To begin with, you won't be able to purchase anything over £15 but banking industry experts expect that in time, users will be able buy whatever they like with their phone.
Tills are already in use, by chains such as Pret a Manger and EAT, which are capable of communicating with mobile phone handsets and the London Underground's Oyster card uses similar technology.
Gerry McQuade, chief development officer for Everything Everywhere, told the Daily Mail: "This is the beginning of a revolution in how we pay for things.
"It's a cultural shift that is as important as the launch of the personal credit card or cash machines."
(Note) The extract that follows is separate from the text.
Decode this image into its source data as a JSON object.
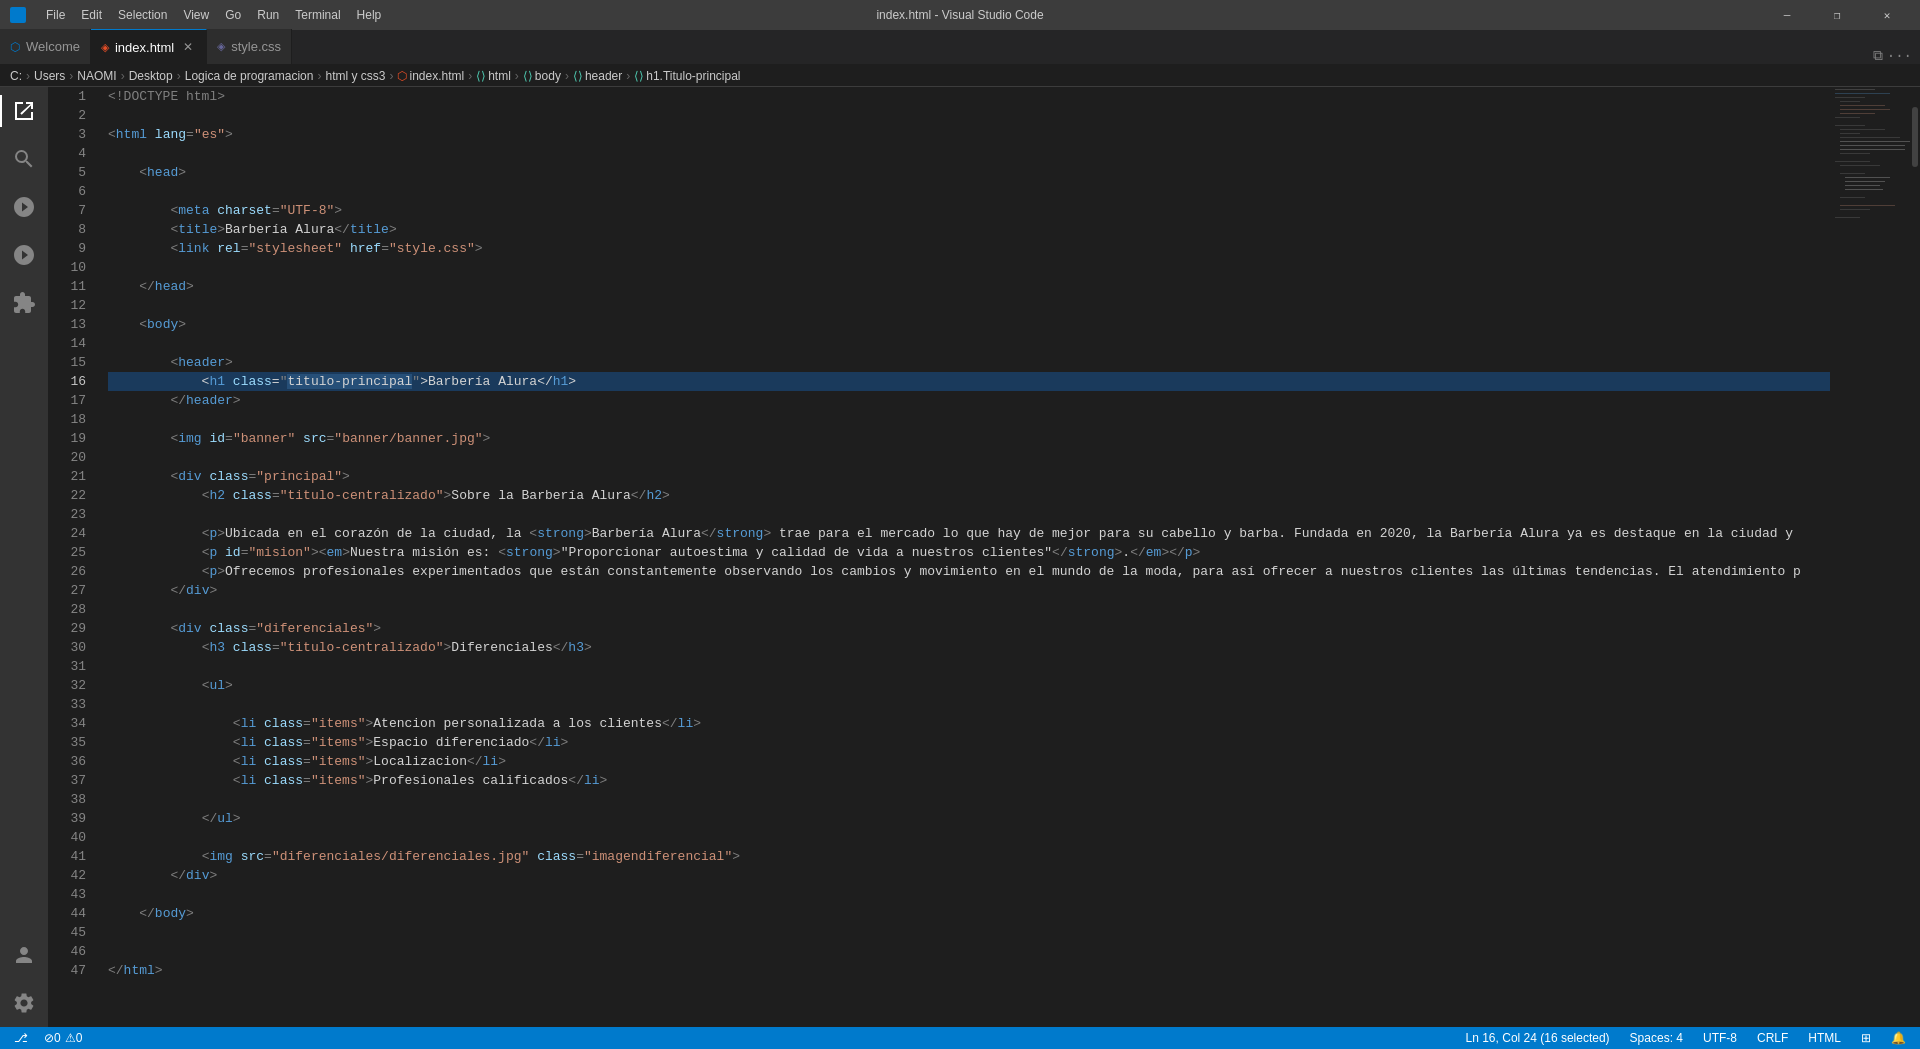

That's all very well, but what about security? Consumers will no doubt be concerned at the lack of personal identification involved and the technology will surely make mobile phones a thief's most sought-after item.
The companies involved claim it won't be a problem. A spokesman revealed there would be a single contact number to cancel the "mobile wallet" and there will reportedly be the option of adding a PIN code. Meanwhile Orange insists mobile payments will enjoy the same fraud guarantees as current credit card transactions.
Barclaycard Consumer Europe Chief Executive, David Chan said "I believe that future generations will find it surprising that early this century we were still carrying separate items to buy goods and to communicate with each other.
"As payment experts, our role is to make it easier, more convenient and incredibly secure for people to make purchases and manage their money while on the move."